I shook my head. “No, the bargain about what Royal can do, and can’t do, in my bed and on my body.”

“Are we really such a fearsome thing that you have to bargain as closely with us as you would with the goblins?”

“You chastised me for treating you as less than the goblins, Queen Niceven. If I do not negotiate with you as I would the goblins, isn’t that just another kind of insult?”

She folded her arms under her small breasts. “You are not like the other sidhe, Meredith, you are always difficult, tricksy.”

“You would try and bat your tiny eyes at me, and have me think Royal and the rest of you are harmless? That you are the children’s storybook characters you ape? Oh no, Queen Niceven, you can’t have it both ways, not with me. You’re either dangerous or you’re not.”

She gave me a perfect child’s pout. “Do I look dangerous to you, Princess?” Her voice was wheedling, and for just a moment I felt like saying, “No, of course not.”

Galen gripped my arm tight, squeezing. It helped me think.

“I’ve seen your true face, Queen Niceven,” he said. “Your glamour won’t work on me now, not even with it pushing at me like some sort of wall.”

“Yes,” Nicca said, “I’ve never felt any of the demi-fey this strongly before.”

“The demi-fey are the essence of faerie,” Doyle said. “As faerie grows in power, so will they, apparently.” He didn’t sound entirely happy about it.

Niceven turned to him. “Why, Darkness, if I didn’t know better, I’d say you were afraid of us, too.”

“My memory is as long as yours, Niceven.” The cryptic statement seemed to please her.

“You’re afraid to bring us back into our full power, and here the princess has bargained to help us do just that.

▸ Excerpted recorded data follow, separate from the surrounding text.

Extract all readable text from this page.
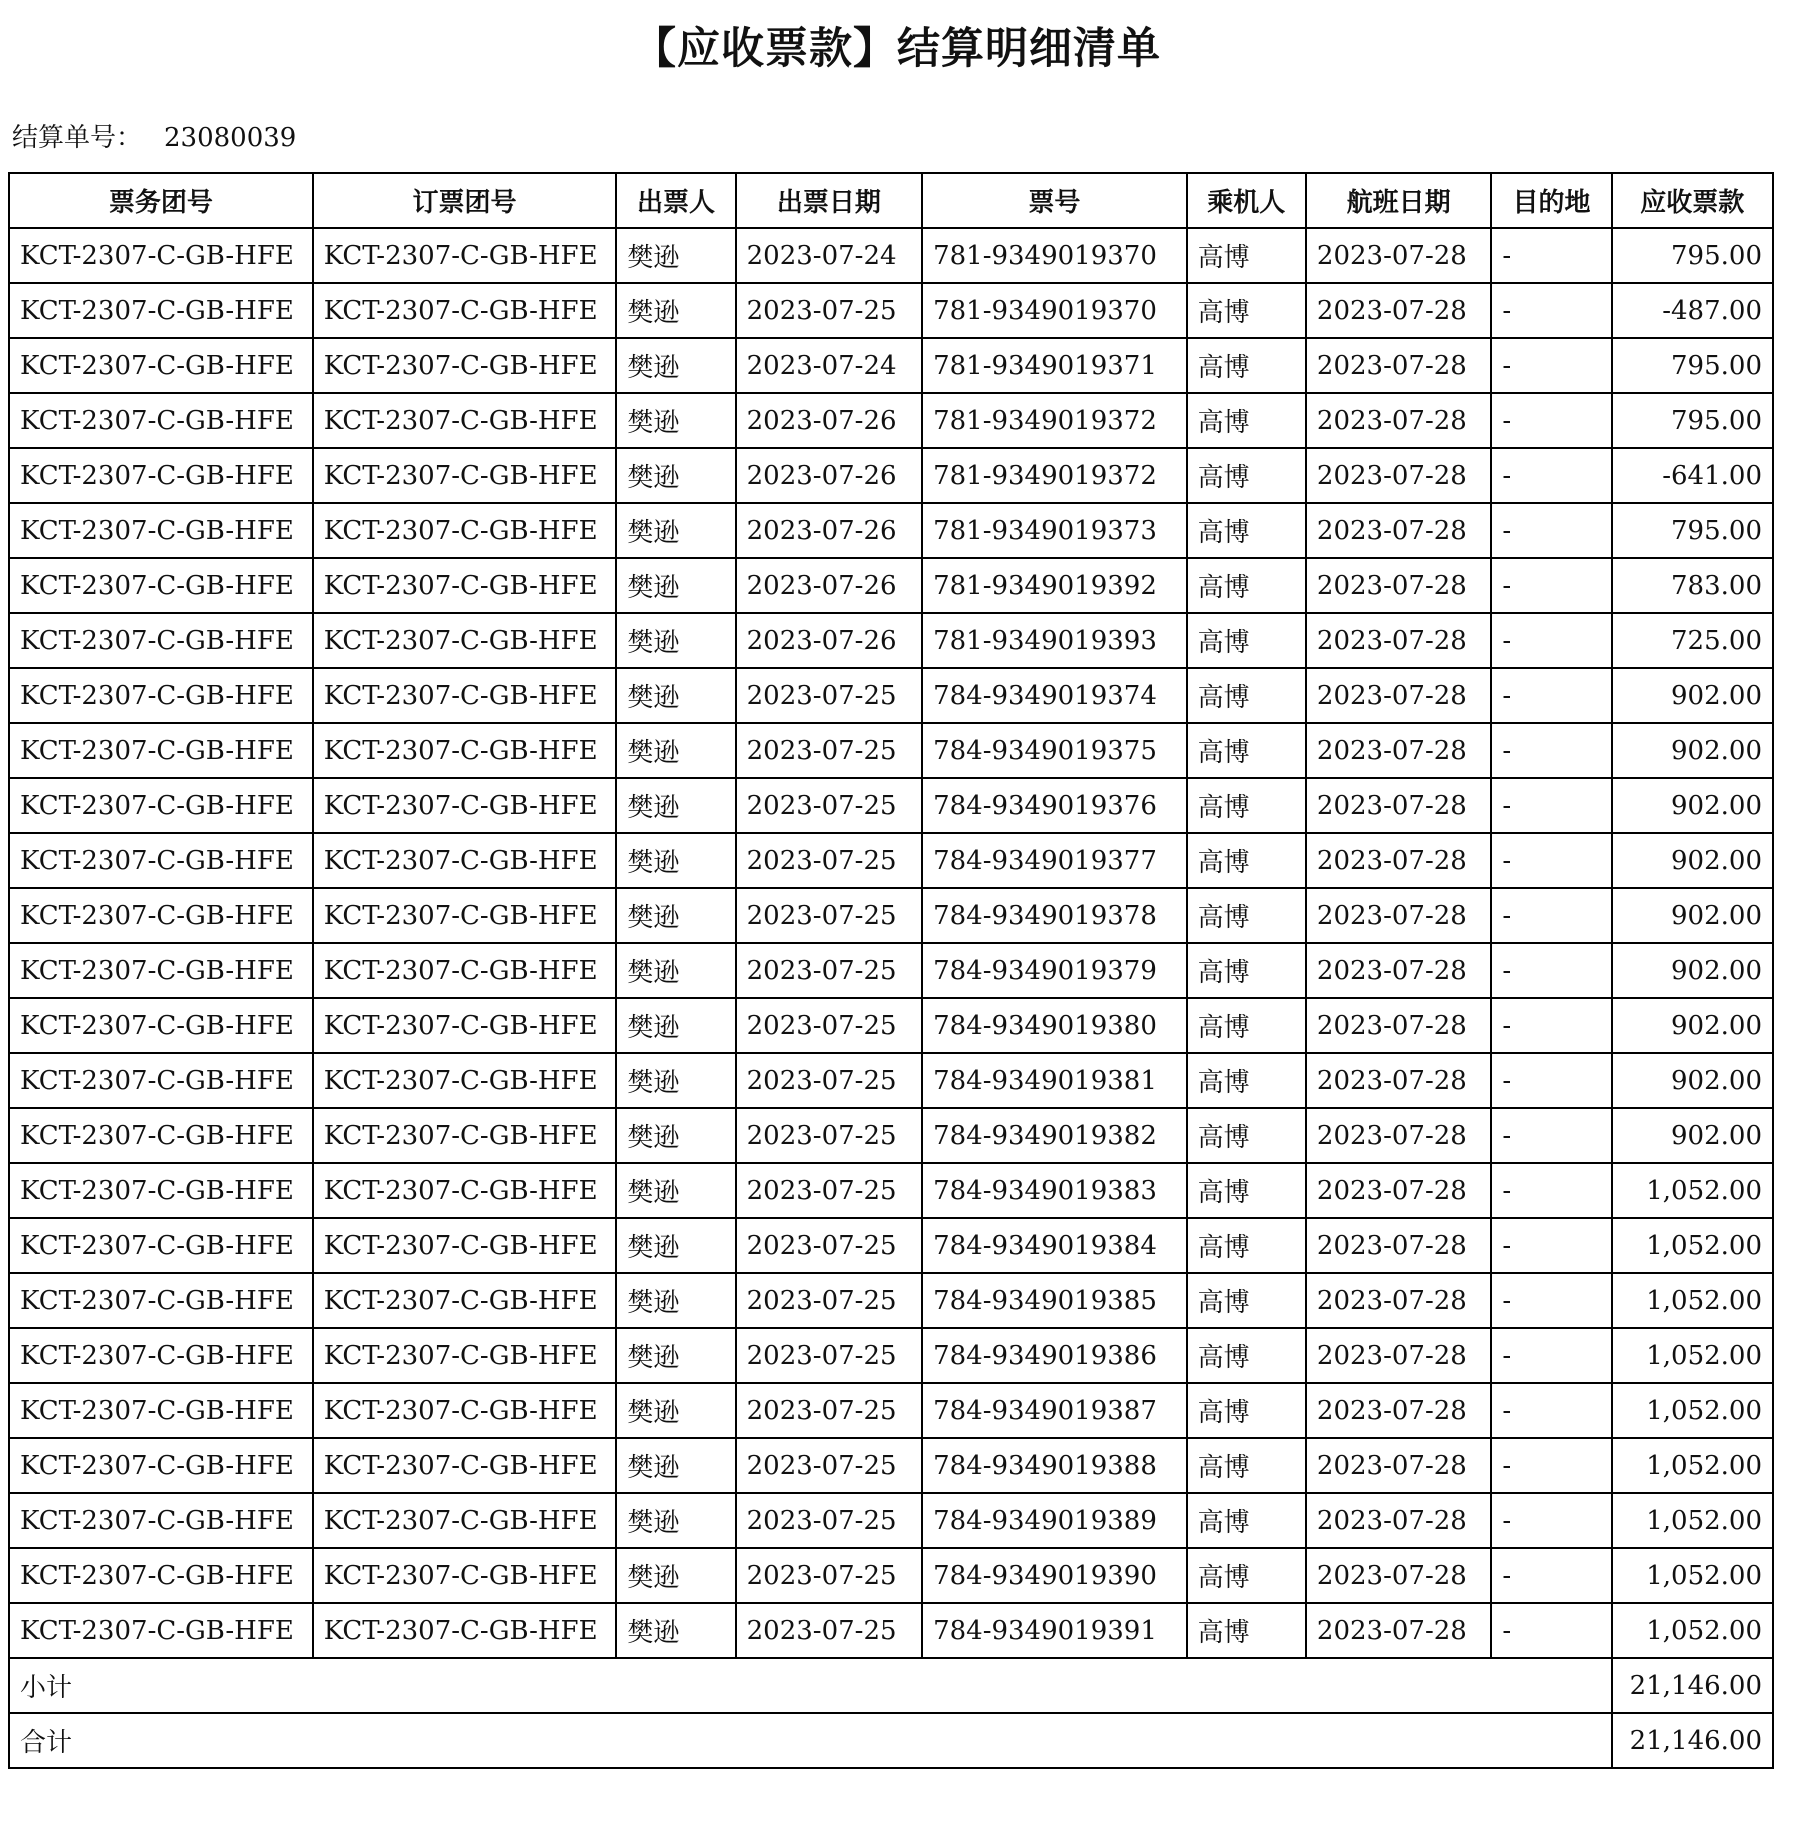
【应收票款】结算明细清单
结算单号： 23080039
票务团号	订票团号	出票人	出票日期	票号	乘机人	航班日期	目的地	应收票款
KCT-2307-C-GB-HFE	KCT-2307-C-GB-HFE	樊逊	2023-07-24	781-9349019370	高博	2023-07-28	-	795.00
KCT-2307-C-GB-HFE	KCT-2307-C-GB-HFE	樊逊	2023-07-25	781-9349019370	高博	2023-07-28	-	-487.00
KCT-2307-C-GB-HFE	KCT-2307-C-GB-HFE	樊逊	2023-07-24	781-9349019371	高博	2023-07-28	-	795.00
KCT-2307-C-GB-HFE	KCT-2307-C-GB-HFE	樊逊	2023-07-26	781-9349019372	高博	2023-07-28	-	795.00
KCT-2307-C-GB-HFE	KCT-2307-C-GB-HFE	樊逊	2023-07-26	781-9349019372	高博	2023-07-28	-	-641.00
KCT-2307-C-GB-HFE	KCT-2307-C-GB-HFE	樊逊	2023-07-26	781-9349019373	高博	2023-07-28	-	795.00
KCT-2307-C-GB-HFE	KCT-2307-C-GB-HFE	樊逊	2023-07-26	781-9349019392	高博	2023-07-28	-	783.00
KCT-2307-C-GB-HFE	KCT-2307-C-GB-HFE	樊逊	2023-07-26	781-9349019393	高博	2023-07-28	-	725.00
KCT-2307-C-GB-HFE	KCT-2307-C-GB-HFE	樊逊	2023-07-25	784-9349019374	高博	2023-07-28	-	902.00
KCT-2307-C-GB-HFE	KCT-2307-C-GB-HFE	樊逊	2023-07-25	784-9349019375	高博	2023-07-28	-	902.00
KCT-2307-C-GB-HFE	KCT-2307-C-GB-HFE	樊逊	2023-07-25	784-9349019376	高博	2023-07-28	-	902.00
KCT-2307-C-GB-HFE	KCT-2307-C-GB-HFE	樊逊	2023-07-25	784-9349019377	高博	2023-07-28	-	902.00
KCT-2307-C-GB-HFE	KCT-2307-C-GB-HFE	樊逊	2023-07-25	784-9349019378	高博	2023-07-28	-	902.00
KCT-2307-C-GB-HFE	KCT-2307-C-GB-HFE	樊逊	2023-07-25	784-9349019379	高博	2023-07-28	-	902.00
KCT-2307-C-GB-HFE	KCT-2307-C-GB-HFE	樊逊	2023-07-25	784-9349019380	高博	2023-07-28	-	902.00
KCT-2307-C-GB-HFE	KCT-2307-C-GB-HFE	樊逊	2023-07-25	784-9349019381	高博	2023-07-28	-	902.00
KCT-2307-C-GB-HFE	KCT-2307-C-GB-HFE	樊逊	2023-07-25	784-9349019382	高博	2023-07-28	-	902.00
KCT-2307-C-GB-HFE	KCT-2307-C-GB-HFE	樊逊	2023-07-25	784-9349019383	高博	2023-07-28	-	1,052.00
KCT-2307-C-GB-HFE	KCT-2307-C-GB-HFE	樊逊	2023-07-25	784-9349019384	高博	2023-07-28	-	1,052.00
KCT-2307-C-GB-HFE	KCT-2307-C-GB-HFE	樊逊	2023-07-25	784-9349019385	高博	2023-07-28	-	1,052.00
KCT-2307-C-GB-HFE	KCT-2307-C-GB-HFE	樊逊	2023-07-25	784-9349019386	高博	2023-07-28	-	1,052.00
KCT-2307-C-GB-HFE	KCT-2307-C-GB-HFE	樊逊	2023-07-25	784-9349019387	高博	2023-07-28	-	1,052.00
KCT-2307-C-GB-HFE	KCT-2307-C-GB-HFE	樊逊	2023-07-25	784-9349019388	高博	2023-07-28	-	1,052.00
KCT-2307-C-GB-HFE	KCT-2307-C-GB-HFE	樊逊	2023-07-25	784-9349019389	高博	2023-07-28	-	1,052.00
KCT-2307-C-GB-HFE	KCT-2307-C-GB-HFE	樊逊	2023-07-25	784-9349019390	高博	2023-07-28	-	1,052.00
KCT-2307-C-GB-HFE	KCT-2307-C-GB-HFE	樊逊	2023-07-25	784-9349019391	高博	2023-07-28	-	1,052.00
小计								21,146.00
合计								21,146.00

Irony is sweet when it is on the right foot.”

“Be careful how much irony you enjoy, Niceven, too much irony can be bad for you.”

“Darkness, is that a threat?” Her voice didn’t sound gentle at all now.

“A warning,” he said.

“Am I important enough for the Queen’s Darkness to threaten? My, we have moved up at court.”

“You’ll know when Doyle threatens you, little queen,” Frost said.

She bobbed in the air, and again because of Sage, I knew it was their version of a stumble. “I am not afraid of Darkness.”

Frost leaned into her, the way you’d intimidate someone by invading their personal space. Some of the effect was ruined by her wings and her size, but not all of it.

“I am not afraid of the Killing Frost either,” she said.

“You will be,” he said.

And that was how the negotiations began. They ended with a crowd of wingless demi-fey inside my room, and none of the sidhe happy about it. Niceven’s idea was that perhaps it had been Sage’s continuing to feed from sidhe blood that had done the damage. I couldn’t argue her logic. If I didn’t like Royal after tonight, I could choose one of the others, but all of them got to be in the room. We compromised, but she wouldn’t tell us what she knew of the Seelie Court until after we had fed Royal. Tomorrow, she promised, if she had fed off him and scoured out our magic from his flesh. Tomorrow, we might learn some of the secrets of the Seelie Court. Tonight, we had to pay for those secrets in blood, and flesh, and magic. And, as usual, someone would be tasting my blood, taking a bit of my flesh. Where was a stunt double when you needed one?